I'm just saying, that this particular example isn't what it means, when someone says "google's getting worse". Plus, the source is right there. Who says he didn't look exactly for this steampunk setting?
@paninid Austria-Hungary was an empire two centuries ago. Were you looking for its space program? If you were looking for actual space programs of Austria and Hungary, wouldn’t it be better to search separately for each country?

@paninid

If you were a member of that Steampunk fandom you'd be super happy with that search result. 😄

Seriously though, that's just a page snippet from the highest ranking match for that query. It's not from their AI engine.

@paninid

The problem is everything is just data, fiction and lies are too…

@paninid

"No one would have believed, in the last years of the 19th Century..."

@paninid IMHO Google should be used as a keyword search engine, not a fact checker. If fantasy is written, fantasy is what will be found.
@paninid search for "2001 in space" and you mostly get stuff about some old movie ... regardless of the search engine.
@paninid looks to me like a totally normal result of a query about anything fictional. Its not trying to pass it off as reality as the nature of the quoted sources makes quite clear. A problematic result would be if their 'AI' results tried to list this as the first mission into space without context.

@paninid
Seems legit. And harmless. It's not harmless.

https://www.popsci.com/technology/ai-police-reports/

Cops are using AI software to write police reports

Axon says it adjusted its LLM's 'creativity dial' to reduce hallucinations.

Popular Science
@paninid Googling just got much more interesting

@paninid I used to work on this search feature at Google. I don't work at Google anymore.

There is a line between "information retrieval machine" and "wish fulfillment machine" that Google Search crossed some time ago. There were too many incentives (growth, more user eyeballs if you tell people what they want to hear or entertain them) for it not to.

@paninid I think that platypus has bolted.
@paninid For the many, many people responding that this is a good top match for the query, try entering it in DuckDuckGo and see what happens.

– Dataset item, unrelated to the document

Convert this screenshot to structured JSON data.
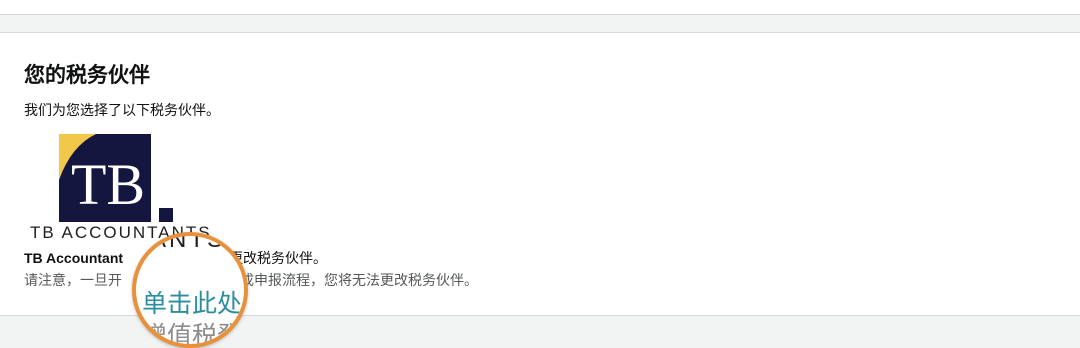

The terms are broken out, and you get a string of matches for recent Austrian space initiatives and Hungarian astronauts. That's what I would expect from a search engine. If I want to peg it to the 19th century or the Austro-Hungarian Empire, there are syntax tweaks I can use to do that, but that should be on me.
@paninid
google ain't a search engine anymore, it's a growth engine.. #prplXprpgnd
@paninid that or someone is going to retroactively try to claim territory on Mars
@paninid This is really just a bad query. It returns a fitting result, though not to something you want.

I can't even really tell what you're asking for. Austria-Hungary stopped existing in 1918, before any space programs, and you can't just ask for two countries space programs at once.

"Space travel by country" would probably get you what you want.
Sampath Pāṇini ® (@[email protected])

Attached: 1 image @[email protected] 🤷🏻‍♂️

Mastodon
@paninid That result is honestly worse because it isn't even returning what you're asking for.

If you want info about the Austrian space program, then
search for that.
@paninid What was the search term that yielded that result?

@paninid

@lauren (who has deep connections inside Google and has worked with them) has been lambasting these "AI" summaries in search results since Google first added them. I'm with him; they are utterly useless, because even if they were correct, you can't just trust them to be so - you need to go back to the original sources and validate it yourself.

In which case, why bother with the summaries in the first place? Just show the original sources as the search results.

@cazabon @paninid Well, in all fairness, that appears to be a traditional "featured snippet" with a quote from a specific "steampunk"-oriented page, not an AI Overview as far as I can tell from the screenshot.